Un fenomeno che si è però sgonfiato presto, facendo perdere soldi agli ultimi arrivati e facendo arricchire ulteriormente chi aveva annusato per tempo l’aria. Ma, a differenza di quanto sostengono i suoi numerosi detrattori, il bitcoin non è ancora morto. Pur avendo perso da dicembre 2017 circa il 70 per cento del suo valore, da diverse settimane viene quotato poco sopra i seimila dollari e, almeno per ora, sembra avere perso l’estrema volatilità che l’aveva caratterizzato fino alla scorsa estate.

Inoltre la tecnologia sottostante, vale a dire la blockchain, secondo alcuni è destinata a eguagliare (o addirittura a superare) l’impatto che ebbe l’avvento del Web.

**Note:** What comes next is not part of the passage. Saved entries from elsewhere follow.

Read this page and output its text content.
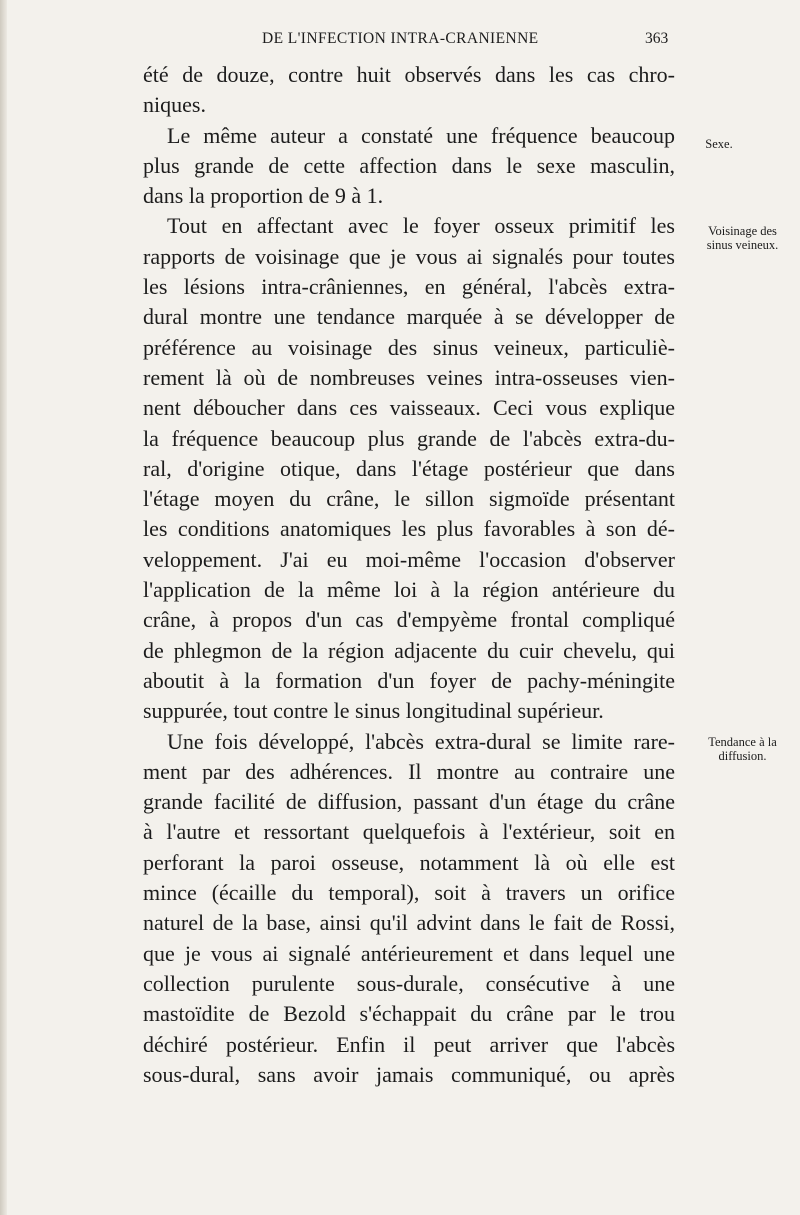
DE L'INFECTION INTRA-CRANIENNE	363
été de douze, contre huit observés dans les cas chro-
niques.
Le même auteur a constaté une fréquence beaucoup
plus grande de cette affection dans le sexe masculin,
dans la proportion de 9 à 1.
Tout en affectant avec le foyer osseux primitif les
rapports de voisinage que je vous ai signalés pour toutes
les lésions intra-crâniennes, en général, l'abcès extra-
dural montre une tendance marquée à se développer de
préférence au voisinage des sinus veineux, particuliè-
rement là où de nombreuses veines intra-osseuses vien-
nent déboucher dans ces vaisseaux. Ceci vous explique
la fréquence beaucoup plus grande de l'abcès extra-du-
ral, d'origine otique, dans l'étage postérieur que dans
l'étage moyen du crâne, le sillon sigmoïde présentant
les conditions anatomiques les plus favorables à son dé-
veloppement. J'ai eu moi-même l'occasion d'observer
l'application de la même loi à la région antérieure du
crâne, à propos d'un cas d'empyème frontal compliqué
de phlegmon de la région adjacente du cuir chevelu, qui
aboutit à la formation d'un foyer de pachy-méningite
suppurée, tout contre le sinus longitudinal supérieur.
Une fois développé, l'abcès extra-dural se limite rare-
ment par des adhérences. Il montre au contraire une
grande facilité de diffusion, passant d'un étage du crâne
à l'autre et ressortant quelquefois à l'extérieur, soit en
perforant la paroi osseuse, notamment là où elle est
mince (écaille du temporal), soit à travers un orifice
naturel de la base, ainsi qu'il advint dans le fait de Rossi,
que je vous ai signalé antérieurement et dans lequel une
collection purulente sous-durale, consécutive à une
mastoïdite de Bezold s'échappait du crâne par le trou
déchiré postérieur. Enfin il peut arriver que l'abcès
sous-dural, sans avoir jamais communiqué, ou après
Sexe.
Voisinage des
sinus veineux.
Tendance à la
diffusion.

I registri distribuiti sono infatti sempre più studiati dalle grandi aziende, ad esempio, come metodi alternativi per tracciare le merci e ottimizzare i costi, grazie alle loro caratteristiche di trasparenza e di immutabilità dei dati memorizzati. Si è aperta l’era del cosiddetto Internet of valure.

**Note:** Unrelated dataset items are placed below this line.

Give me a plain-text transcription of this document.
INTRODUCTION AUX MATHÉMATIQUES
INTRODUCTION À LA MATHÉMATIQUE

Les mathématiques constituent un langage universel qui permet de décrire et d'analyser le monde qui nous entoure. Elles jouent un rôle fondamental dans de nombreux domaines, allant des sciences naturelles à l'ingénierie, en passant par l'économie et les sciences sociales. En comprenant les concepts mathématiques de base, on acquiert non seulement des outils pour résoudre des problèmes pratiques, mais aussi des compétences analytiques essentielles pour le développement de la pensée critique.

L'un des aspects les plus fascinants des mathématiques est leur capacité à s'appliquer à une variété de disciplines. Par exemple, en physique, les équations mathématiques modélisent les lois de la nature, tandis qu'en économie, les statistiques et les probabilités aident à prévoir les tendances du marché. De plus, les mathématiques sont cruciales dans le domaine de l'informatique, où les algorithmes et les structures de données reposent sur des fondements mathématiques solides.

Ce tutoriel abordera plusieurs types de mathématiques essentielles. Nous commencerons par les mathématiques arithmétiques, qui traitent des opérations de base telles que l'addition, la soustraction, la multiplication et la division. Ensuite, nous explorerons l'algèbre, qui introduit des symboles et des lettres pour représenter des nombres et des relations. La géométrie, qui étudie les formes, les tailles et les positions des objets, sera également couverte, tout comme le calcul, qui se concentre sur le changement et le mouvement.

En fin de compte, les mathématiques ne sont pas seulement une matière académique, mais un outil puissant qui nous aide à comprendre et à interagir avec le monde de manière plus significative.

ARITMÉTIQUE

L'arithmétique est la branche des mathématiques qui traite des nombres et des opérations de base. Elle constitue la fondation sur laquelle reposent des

I pionieri della materia ricordano però in questi giorni alcune date entrate ormai nella storia delle criptovalute, come il 22 maggio 2010, quando il programmatore Laszlo Hanyecz offrì diecimila bitcoin a chiunque gli avesse portato una pizza a casa. Allora il conto fu di 25 dollari, ma al cambio di oggi il valore della transazione sarebbe di circa 63 milioni. Non a caso ogni anno il 22 maggio si celebra il “Bitcoin Pizza Day”, proprio per ricordare quello sfortunato evento.

 

 

Sfortunato (per Hanyecz), ma sicuramente significativo se si guarda alla possibilità di utilizzare la creazione di Satoshi Nakamoto come mezzo di scambio, che dovrebbe essere la caratteristica principe delle monete tradizionali. Una promessa finora ampiamente disattesa dalle criptovalute, in quanto gli investitori (soprattutto quelli piccoli) sperano che un nuovo rally possa trasformarli nottetempo in milionari.

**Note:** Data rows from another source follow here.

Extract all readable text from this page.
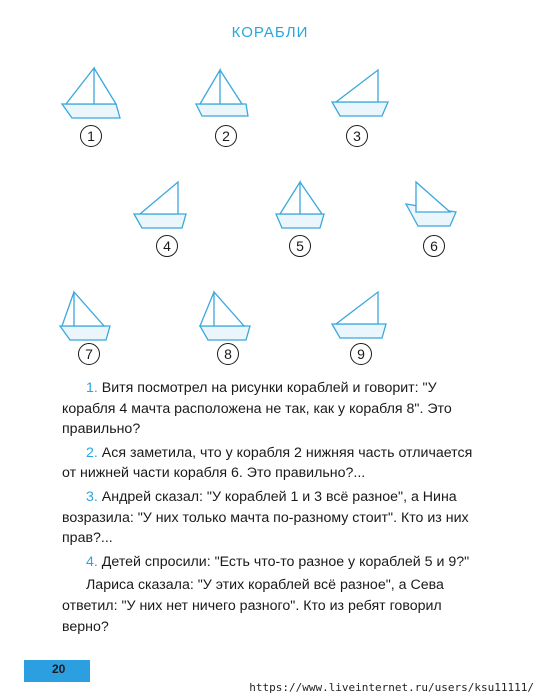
КОРАБЛИ

1. Витя посмотрел на рисунки кораблей и говорит: "У корабля 4 мачта расположена не так, как у корабля 8". Это правильно?

2. Ася заметила, что у корабля 2 нижняя часть отличается от нижней части корабля 6. Это правильно?...

3. Андрей сказал: "У кораблей 1 и 3 всё разное", а Нина возразила: "У них только мачта по-разному стоит". Кто из них прав?...

4. Детей спросили: "Есть что-то разное у кораблей 5 и 9?"

Лариса сказала: "У этих кораблей всё разное", а Сева ответил: "У них нет ничего разного". Кто из ребят говорил верно?

20
https://www.liveinternet.ru/users/ksu11111/
1	2	3
4	5	6
7	8	9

Sempre che i crack degli exchange, come quello di Mtgox del 2014, non contribuiscano invece a farli impoverire. Attualmente circolano circa 17,3 milioni di bitcoin, per una capitalizzazione di mercato di 109 miliardi di dollari. Inezie, se si pensa che la sola Apple ha passato quest’estate la soglia dei mille miliardi di valore. Complessivamente, tutte le criptovalute hanno una capitalizzazione di poco superiore ai 202 miliardi, con la creatura di Nakamoto che la fa da padrone. Seguono Ethereum, considerata una prima evoluzione tecnologica del bitcoin (20,3 miliardi) e Ripple (17,7 miliardi).

Come saranno i prossimi dieci anni dell’oro digitale? Difficile dirlo. I sostenitori mainstream delle criptovalute spingono per una maggiore regolamentazione, che permetterebbe di far uscire il bitcoin dall’alone di illegalità e mistero che ancora lo circonda (aprendo così di conseguenza le porte agli investitori istituzionali, come i grandi fondi di investimento).

La community di appassionati e programmatori che cura il codice del bitcoin, invece, vedrebbe una maggiore popolarità della moneta come un tradimento dei sogni originali di Nakamoto, che teoricamente non aveva pensato a questo strumento come mezzo per arricchirsi ma per proporre un’alternativa al sistema bancario.

Le aziende, come detto, stanno testando la fattibilità della blockchain in produzione. Infine, governi ed enti regolatori non sono ancora riusciti a muoversi in modo coordinato, reagendo scompostamente alle notizie che provenivano dall’attualità: dal divieto di transazioni emanato dalla Cina sin dal 2013 agli strali di colossi del credito come Jp Morgan.

Per non parlare degli ultimi studi scientifici, che sottolineano come l’estrazione del bitcoin (il mining) sia in grado di far aumentare la temperatura globale di due gradi entro il 2023. Al momento, quindi, la strada per il successo dell’oro digitale è tutta in salita. Ma, sotto diversi punti di vista, l’idea originaria di Nakamoto è geniale e porta con sé evidenti segni di una rivoluzione in fieri. Buon compleanno bitcoin.